A further class of problems studied in the project are concerned with subdivisions of graphs. This is a fundamental graph theoretical concept. For example, the class of all graphs which can be drawn in the plane without crossings can be characterized by forbidden subdivisions. There has been much research in this area, but many tantalizing open problems remain. One of these was solved within the project, settling a longstanding conjecture of Mader.

One of these techniques is the use of quasirandom decompositions. Roughly speaking, a structure is called quasirandom if it has a number of properties that one would expect from a random structure with similar parameters. For instance, a graph is quasirandom if its edges are spread evenly over the vertices (i.e. no subgraph is significantly denser or sparser than the graph itself). This concept has been remarkably useful in many areas of Mathematics and Computer Science. For example, in Number Theory, it was first used by Szemerédi to prove the existence of long arithmetic progressions in arbitrary dense sets of the integers in 1975.

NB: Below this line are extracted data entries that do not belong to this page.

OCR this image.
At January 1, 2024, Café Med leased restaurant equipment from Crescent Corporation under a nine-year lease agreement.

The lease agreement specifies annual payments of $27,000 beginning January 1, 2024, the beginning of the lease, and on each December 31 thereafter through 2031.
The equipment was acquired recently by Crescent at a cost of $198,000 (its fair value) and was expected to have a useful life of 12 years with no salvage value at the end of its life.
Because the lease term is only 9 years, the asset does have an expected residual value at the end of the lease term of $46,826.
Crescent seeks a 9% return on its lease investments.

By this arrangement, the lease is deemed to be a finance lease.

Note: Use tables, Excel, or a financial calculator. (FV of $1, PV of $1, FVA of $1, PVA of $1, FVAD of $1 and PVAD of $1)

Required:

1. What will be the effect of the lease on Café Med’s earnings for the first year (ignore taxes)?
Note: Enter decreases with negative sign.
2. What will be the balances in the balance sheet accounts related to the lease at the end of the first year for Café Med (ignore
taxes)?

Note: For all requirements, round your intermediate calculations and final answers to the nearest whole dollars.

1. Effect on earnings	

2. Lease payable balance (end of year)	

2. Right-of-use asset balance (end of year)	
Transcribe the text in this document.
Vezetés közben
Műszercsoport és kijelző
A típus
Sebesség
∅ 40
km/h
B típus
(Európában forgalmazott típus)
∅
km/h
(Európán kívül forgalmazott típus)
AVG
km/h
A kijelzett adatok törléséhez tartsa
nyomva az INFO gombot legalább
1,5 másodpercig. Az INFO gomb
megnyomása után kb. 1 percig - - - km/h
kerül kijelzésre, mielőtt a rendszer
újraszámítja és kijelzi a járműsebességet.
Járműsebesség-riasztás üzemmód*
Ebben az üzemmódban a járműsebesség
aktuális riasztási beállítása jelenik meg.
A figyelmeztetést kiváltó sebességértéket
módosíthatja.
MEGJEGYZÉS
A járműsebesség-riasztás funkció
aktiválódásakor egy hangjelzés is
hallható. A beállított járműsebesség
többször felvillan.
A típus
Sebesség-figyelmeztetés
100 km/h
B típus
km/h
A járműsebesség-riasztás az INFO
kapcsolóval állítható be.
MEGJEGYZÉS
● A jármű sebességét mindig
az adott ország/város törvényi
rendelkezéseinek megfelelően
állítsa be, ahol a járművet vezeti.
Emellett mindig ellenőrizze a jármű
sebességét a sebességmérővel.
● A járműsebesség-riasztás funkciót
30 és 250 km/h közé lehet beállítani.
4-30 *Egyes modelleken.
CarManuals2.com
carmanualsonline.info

Quasirandomness is a field that is developing very rapidly, but there are many connections and properties that are still unexplored. The aim of the project was to use quasirandomness in order to tackle various important open problems Combinatorics/Graph Theory, thereby developing the method further.

One class of problems studied in the project, where quasirandomness was crucial for further progress, are matching problems. A perfect matching in a graph is a set of disjoint edges which together cover all the vertices. Many problems can be formulated as matching problems. For instance, given a set of people, construct a graph by drawing an edge if they like each other – a perfect matching splits the people into teams of two which can work together. How and when this can be achieved for teams of two is well understood. The situation changes when trying to arrange teams of three or more. This can be formulated as a hypergraph matching problem. A major open problem in the area is to determine the minimum vertex degree which guarantees a matching of given size in a uniform hypergraph. We were able to make significant progress on this problem and several related questions.

Another class of problems studied in the project are decomposition problems for graphs. An important example of such a problem asks for a Hamilton decomposition of a graph. To decide whether a graph contains a Hamilton cycle is one of the most fundamental problems in the area (this is also very difficult from an algorithmic point of view) – here a Hamilton cycle in a graph is a cycle containing all vertices of the graph. A far stronger requirement is to ask for a Hamilton decomposition of a graph G: this is a set of Hamilton cycles decomposing all the edges of G – so every edge is contained in exactly one of the Hamilton cycles. Hamilton decompositions are notoriously hard to obtain and so there are many open problems in this area – two of the most famous of these were Kelly's conjecture from 1968 on Hamilton decompositions of tournaments and the Hamilton decomposition conjecture of Nash-Williams from 1970. There was also a related conjecture (the so-called 1-factorization conjecture) on decompositions into perfect matchings. (This is related to edge-colourings of graphs.) We were able to prove all three of these conjectures. The methods we developed in these proofs have many further applications, e.g. to the well known Travelling salesman problem.

A further class of problems studied in the project are concerned with subdivisions of graphs. This is a fundamental graph theoretical concept. For example, the class of all graphs which can be drawn in the plane without crossings can be characterized by forbidden subdivisions. There has been much research in this area, but many tantalizing open problems remain. One of these was solved within the project, settling a longstanding conjecture of Mader.